When I reread my old erotic fiction it occurs to me that although I knew the rudiments of orgasm, I didn’t really understand how sex works: the logistics, the sensations, the movements and blistering chemistry of bodies really overlapping. I also didn’t, DID NOT, understand attraction. It was all but impossible for me to navigate the murky waters between rawest acquaintance and bareback. All too often that transition was settled with a jaunty “wanna fuck?” proposed by one of the characters, usually the girl because the porn site was (brace yourself) targeted to men, and it seemed to me the kind of thing a guy might like, having a hot-as-only-fiction-allows female offer sex completely unsolicited. Come to think of it, my reasoning there was fair.
If I’m being honest, I still don’t have a handle on attraction, but we’ll revisit that some other time.
It’s odd to me that I never got any complaints from the client. They seemed perfectly happy with my work, although frankly, who reads erotic fiction on a pay site anyway? I could’ve gone on for decades.

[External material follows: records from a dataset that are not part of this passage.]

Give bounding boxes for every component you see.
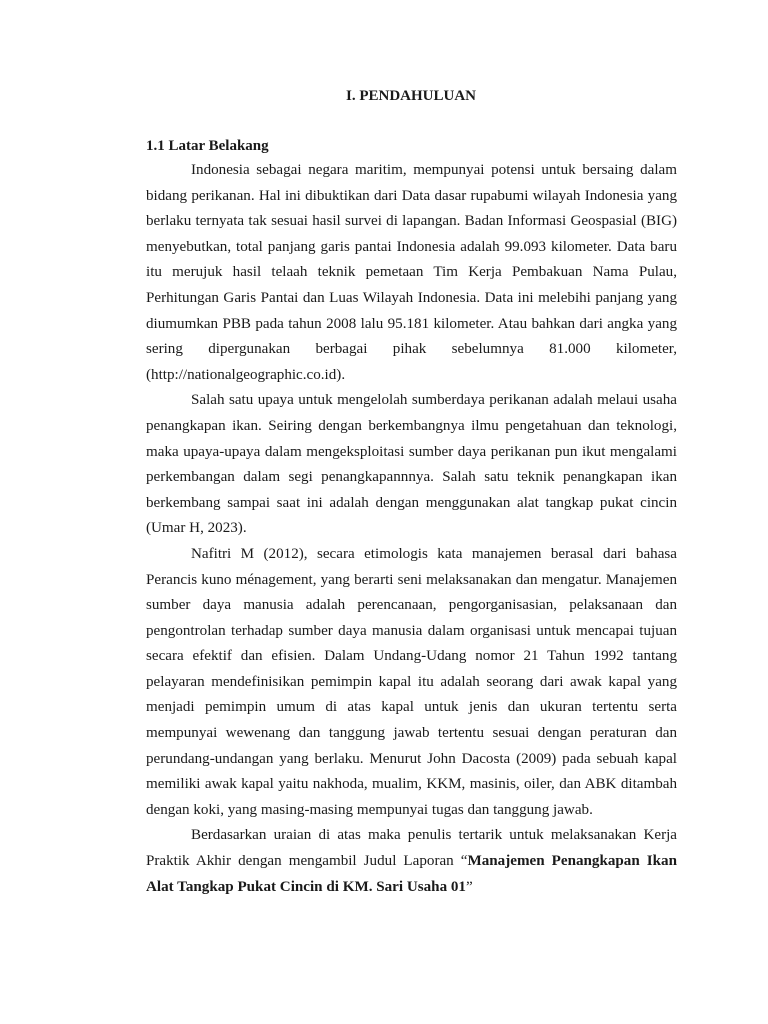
paragraph-1: Indonesia sebagai negara maritim, mempunyai potensi untuk bersaing dalam bidang perikanan. Hal ini dibuktikan dari Data dasar rupabumi wilayah Indonesia yang berlaku ternyata tak sesuai hasil survei di lapangan. Badan Informasi Geospasial (BIG) menyebutkan, total panjang garis pantai Indonesia adalah 99.093 kilometer. Data baru itu merujuk hasil telaah teknik pemetaan Tim Kerja Pembakuan Nama Pulau, Perhitungan Garis Pantai dan Luas Wilayah Indonesia. Data ini melebihi panjang yang diumumkan PBB pada tahun 2008 lalu 95.181 kilometer. Atau bahkan dari angka yang sering dipergunakan berbagai pihak sebelumnya 81.000 kilometer, (http://nationalgeographic.co.id).	[146, 162, 677, 383]
paragraph-4-close-quote: ”	[465, 878, 473, 895]
paragraph-4	[146, 823, 677, 900]
section-heading: 1.1 Latar Belakang	[146, 138, 269, 154]
paragraph-4-lead: Berdasarkan uraian di atas maka penulis tertarik untuk melaksanakan Kerja Praktik Akhir dengan mengambil Judul Laporan “	[146, 827, 677, 870]
chapter-title: I. PENDAHULUAN	[345, 88, 476, 104]
paragraph-3: Nafitri M (2012), secara etimologis kata manajemen berasal dari bahasa Perancis kuno ménagement, yang berarti seni melaksanakan dan mengatur. Manajemen sumber daya manusia adalah perencanaan, pengorganisasian, pelaksanaan dan pengontrolan terhadap sumber daya manusia dalam organisasi untuk mencapai tujuan secara efektif dan efisien. Dalam Undang-Udang nomor 21 Tahun 1992 tantang pelayaran mendefinisikan pemimpin kapal itu adalah seorang dari awak kapal yang menjadi pemimpin umum di atas kapal untuk jenis dan ukuran tertentu serta mempunyai wewenang dan tanggung jawab tertentu sesuai dengan peraturan dan perundang-undangan yang berlaku. Menurut John Dacosta (2009) pada sebuah kapal memiliki awak kapal yaitu nakhoda, mualim, KKM, masinis, oiler, dan ABK ditambah dengan koki, yang masing-masing mempunyai tugas dan tanggung jawab.	[146, 545, 677, 818]
paragraph-2: Salah satu upaya untuk mengelolah sumberdaya perikanan adalah melaui usaha penangkapan ikan. Seiring dengan berkembangnya ilmu pengetahuan dan teknologi, maka upaya-upaya dalam mengeksploitasi sumber daya perikanan pun ikut mengalami perkembangan dalam segi penangkapannnya. Salah satu teknik penangkapan ikan berkembang sampai saat ini adalah dengan menggunakan alat tangkap pukat cincin (Umar H, 2023).	[146, 392, 677, 537]
body-text	[146, 158, 677, 900]
report-title-emphasis: Manajemen Penangkapan Ikan Alat Tangkap Pukat Cincin di KM. Sari Usaha 01	[146, 853, 678, 895]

Maybe I would’ve hit some kind of stride, once I had a little more familiarity with my subject.
Eventually I just lost interest and stopped writing smut. One of the most frustrating things about writing for a glorified Girls Gone Wild porn site with a (for lack of a better term) frat boy demographic was the fact that as much as I didn’t understand my own sexuality I just absolutely, 7,000 times more, didn’t understand theirs. I mean, it’s possible… just barely possible… that that saucy wink I threw in really spoke to them. But if I knew that for a fact, I really couldn’t live with myself.